MEC estuda adotar ‘CVM’ para fiscalizar universidades privadas

Ideia reforça o modelo de autorregulação do mercado financeiro aplicado no ensino superior privado, defendido por Weintraub

Com experiência de duas décadas nos bancos Votorantim e Andbak, o economista e novo secretário de ensino superior do Ministério da Educação (MEC), Ricardo Braga, acredita que o modelo de autorregulação do mercado financeiro pode ser replicado no ensino superior privado. O tema, que já causou racha entre grupos educacionais, é sua prioridade neste ano.

“A autorregulação no mercado financeiro, na minha opinião, funciona muito bem”, diz Braga, que tomou posse em novembro. Foi indicado pelo ministro de Educação, Abraham Weintraub, com quem trabalhou no banco Votorantim, entre 1997 a 2012.

A ideia de Braga é que sejam criados órgãos como a Comissão de Valores Mobiliários (CVM) e BSM, empresa da B3 que faz supervisão do mercado financeiro, para fiscalizar as instituições de ensino superior. Esses órgãos poderiam ser entidades independentes como há em outros países. Ou a própria Secretaria de Regulação e Supervisão da Educação Superior (Seres) do MEC, que hoje é responsável por todos os despachos burocráticos, poderia desempenhar o papel da CVM. A segunda opção é preferida do secretário.

Os trabalhos de fiscalização e aprovação de processos, por exemplo, poderiam ser transferidos a um agente externo. Mas, na visão de Braga, “as normas políticas, o desenvolvimento do setor e a última instância sempre ficam com o governo. Isso não pode sair”.

O MEC encomendou à Organização para a Cooperação e Desenvolvimento Económico (OCDE) e para a Unesco estudos sobre as experiências internacionais de autorregulação, regulação e supervisão no ensino superior. Mas ainda não há uma data de quando serão concluídos. Eventuais mudanças poderão ser implementas via portaria ou projetos de lei.

Segundo Braga, o setor privado será convidado a apresentar suas ideias e participar do processo.

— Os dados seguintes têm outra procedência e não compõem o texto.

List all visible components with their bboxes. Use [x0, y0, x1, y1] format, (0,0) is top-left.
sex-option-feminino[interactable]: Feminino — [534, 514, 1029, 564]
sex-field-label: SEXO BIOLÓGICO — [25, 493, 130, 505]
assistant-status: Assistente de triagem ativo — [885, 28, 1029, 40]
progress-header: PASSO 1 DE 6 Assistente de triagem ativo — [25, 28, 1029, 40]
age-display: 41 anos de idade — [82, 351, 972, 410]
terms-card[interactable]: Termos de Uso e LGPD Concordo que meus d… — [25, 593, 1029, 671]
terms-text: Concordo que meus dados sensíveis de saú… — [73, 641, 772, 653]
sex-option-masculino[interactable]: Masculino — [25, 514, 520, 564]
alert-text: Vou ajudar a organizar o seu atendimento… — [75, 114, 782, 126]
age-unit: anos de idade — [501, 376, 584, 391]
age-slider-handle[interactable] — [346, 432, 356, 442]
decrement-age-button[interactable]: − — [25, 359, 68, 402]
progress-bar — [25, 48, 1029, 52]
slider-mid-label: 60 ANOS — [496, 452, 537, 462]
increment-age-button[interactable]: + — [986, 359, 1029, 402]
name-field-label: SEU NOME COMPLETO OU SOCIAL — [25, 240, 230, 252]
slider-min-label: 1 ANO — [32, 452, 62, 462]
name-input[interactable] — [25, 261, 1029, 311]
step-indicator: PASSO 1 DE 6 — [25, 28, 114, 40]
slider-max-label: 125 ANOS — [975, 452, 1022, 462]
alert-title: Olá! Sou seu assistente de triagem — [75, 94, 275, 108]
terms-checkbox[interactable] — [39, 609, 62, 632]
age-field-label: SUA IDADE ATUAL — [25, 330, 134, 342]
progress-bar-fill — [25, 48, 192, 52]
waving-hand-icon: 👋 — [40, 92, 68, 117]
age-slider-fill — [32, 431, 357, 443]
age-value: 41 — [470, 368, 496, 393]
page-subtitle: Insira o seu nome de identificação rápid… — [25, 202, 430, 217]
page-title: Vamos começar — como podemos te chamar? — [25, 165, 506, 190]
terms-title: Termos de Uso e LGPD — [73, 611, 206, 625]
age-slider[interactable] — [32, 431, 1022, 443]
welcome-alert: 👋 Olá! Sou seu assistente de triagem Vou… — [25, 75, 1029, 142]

Enquanto os estudos não ficam prontos, Braga diz que pretende mudar e melhorar os fluxos dos processos internos para que eles sejam mais rápidos. Uma das principais reclamações do setor é a lentidão da Seres para analisar os pleitos das instituições de ensino para, por exemplo, abrir cursos novos ou expandir um campus.

Questionado sobre uma proposta de decreto assinada por Weintraub, que eliminava exigências para a abertura de novos cursos – como a presença de mestres e doutores, a avaliação prévia do MEC e a redução de carga horária miníma -, Braga disse desconhecer o assunto, que circulou no mercado no ano passado. Segundo fontes do setor, o ministro desistiu da ideia do decreto porque demandaria grandes mudanças regulatórias. Passou, então, a defender a autorregulação no ensino superior. “A oportunidade é gigantesca. Vocês estão diante de um governo liberal”, disse o ministro, em setembro do ano passado, durante evento do Semesp, sindicato das instituições privadas.

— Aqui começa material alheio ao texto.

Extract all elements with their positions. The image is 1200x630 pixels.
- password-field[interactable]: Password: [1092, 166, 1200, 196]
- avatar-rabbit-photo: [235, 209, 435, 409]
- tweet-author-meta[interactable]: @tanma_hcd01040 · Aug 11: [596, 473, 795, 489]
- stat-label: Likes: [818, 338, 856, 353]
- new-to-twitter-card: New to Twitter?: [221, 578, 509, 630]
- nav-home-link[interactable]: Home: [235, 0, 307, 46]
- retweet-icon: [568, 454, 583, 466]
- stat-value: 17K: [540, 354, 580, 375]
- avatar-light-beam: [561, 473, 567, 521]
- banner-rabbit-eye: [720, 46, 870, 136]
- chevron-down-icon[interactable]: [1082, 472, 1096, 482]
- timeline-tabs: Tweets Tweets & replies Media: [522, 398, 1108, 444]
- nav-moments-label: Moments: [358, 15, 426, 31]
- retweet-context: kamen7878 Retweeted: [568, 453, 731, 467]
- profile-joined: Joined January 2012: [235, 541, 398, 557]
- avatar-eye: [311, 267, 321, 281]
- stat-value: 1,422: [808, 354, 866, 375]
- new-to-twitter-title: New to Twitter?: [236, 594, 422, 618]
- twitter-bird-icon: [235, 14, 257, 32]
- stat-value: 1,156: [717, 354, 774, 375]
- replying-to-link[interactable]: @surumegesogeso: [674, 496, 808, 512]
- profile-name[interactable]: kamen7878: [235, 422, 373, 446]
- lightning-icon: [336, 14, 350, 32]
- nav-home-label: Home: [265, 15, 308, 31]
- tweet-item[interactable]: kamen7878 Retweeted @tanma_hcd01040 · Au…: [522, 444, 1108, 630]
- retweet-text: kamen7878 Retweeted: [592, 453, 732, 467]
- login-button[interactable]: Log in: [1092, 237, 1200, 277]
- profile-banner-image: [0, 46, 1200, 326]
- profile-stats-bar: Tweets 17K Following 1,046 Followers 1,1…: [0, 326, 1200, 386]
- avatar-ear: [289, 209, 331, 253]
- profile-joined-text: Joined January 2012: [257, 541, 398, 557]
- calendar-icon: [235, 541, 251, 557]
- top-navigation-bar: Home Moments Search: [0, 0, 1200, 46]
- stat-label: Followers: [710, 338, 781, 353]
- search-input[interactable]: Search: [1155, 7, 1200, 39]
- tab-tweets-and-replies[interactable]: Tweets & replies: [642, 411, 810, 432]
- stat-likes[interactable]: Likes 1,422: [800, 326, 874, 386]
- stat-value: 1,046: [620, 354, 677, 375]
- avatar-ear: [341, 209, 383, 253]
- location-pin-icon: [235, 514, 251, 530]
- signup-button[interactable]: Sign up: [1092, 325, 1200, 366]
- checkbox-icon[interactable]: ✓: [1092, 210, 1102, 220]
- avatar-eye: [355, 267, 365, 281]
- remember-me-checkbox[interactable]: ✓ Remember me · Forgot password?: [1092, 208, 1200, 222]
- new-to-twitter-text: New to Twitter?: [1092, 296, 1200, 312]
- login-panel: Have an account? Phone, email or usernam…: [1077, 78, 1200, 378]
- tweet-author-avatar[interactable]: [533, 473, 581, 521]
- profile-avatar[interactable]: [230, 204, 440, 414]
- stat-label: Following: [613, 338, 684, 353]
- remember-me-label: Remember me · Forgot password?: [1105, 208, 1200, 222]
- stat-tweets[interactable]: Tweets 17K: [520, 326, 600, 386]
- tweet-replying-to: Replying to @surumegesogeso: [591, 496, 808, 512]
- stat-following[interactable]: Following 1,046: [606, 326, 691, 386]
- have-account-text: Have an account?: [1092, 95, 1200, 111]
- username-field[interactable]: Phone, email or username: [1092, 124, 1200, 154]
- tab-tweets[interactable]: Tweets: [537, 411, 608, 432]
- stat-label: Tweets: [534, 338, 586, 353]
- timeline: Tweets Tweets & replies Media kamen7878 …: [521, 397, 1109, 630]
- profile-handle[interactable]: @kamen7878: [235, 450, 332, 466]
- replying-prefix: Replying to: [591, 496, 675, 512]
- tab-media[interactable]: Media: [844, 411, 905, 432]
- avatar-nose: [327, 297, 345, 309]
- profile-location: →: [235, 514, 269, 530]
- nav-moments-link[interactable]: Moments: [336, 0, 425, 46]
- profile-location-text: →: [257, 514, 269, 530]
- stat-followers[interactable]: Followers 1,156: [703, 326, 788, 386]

Ainda de acordo com fontes, a fala de Weintraub defendendo a autorregulação levou alguns interlocutores do setor a se movimentarem novamente no sentido de tentar uma flexibilização mais ampla nos moldes da proposta do decreto. No entanto, outros grupos vêm se opondo à desregulamentação mais radical com o argumento de que as medidas poderiam provocar queda na qualidade do ensino.

Em outros países como Chile e Colômbia, a autorregulação não levou a uma melhora na qualidade do ensino. Fábio Reis, diretor do Semesp, chegou a escrever um artigo sobre o tema. Em um trecho, ele diz: “No Chile, em 1980, houve uma mudança na legislação educacional, realizada pelo governo militar liberal de Augusto Pinochet. Uma das intenções era fortalecer a autorregulação, com maior autonomia e pouca interferência acadêmica e administrativa do Estado na organização das IES. Segundo José Maria Lemaitre, essa atitude gerou um avanço do sistema privado, o que não é um problema. Todavia, esse setor não se mostrou comprometido com parâmetros de qualidade que já estavam consolidados. Da mesma forma, a legitimidade das instituições privadas passou a ser questionada pela sociedade”.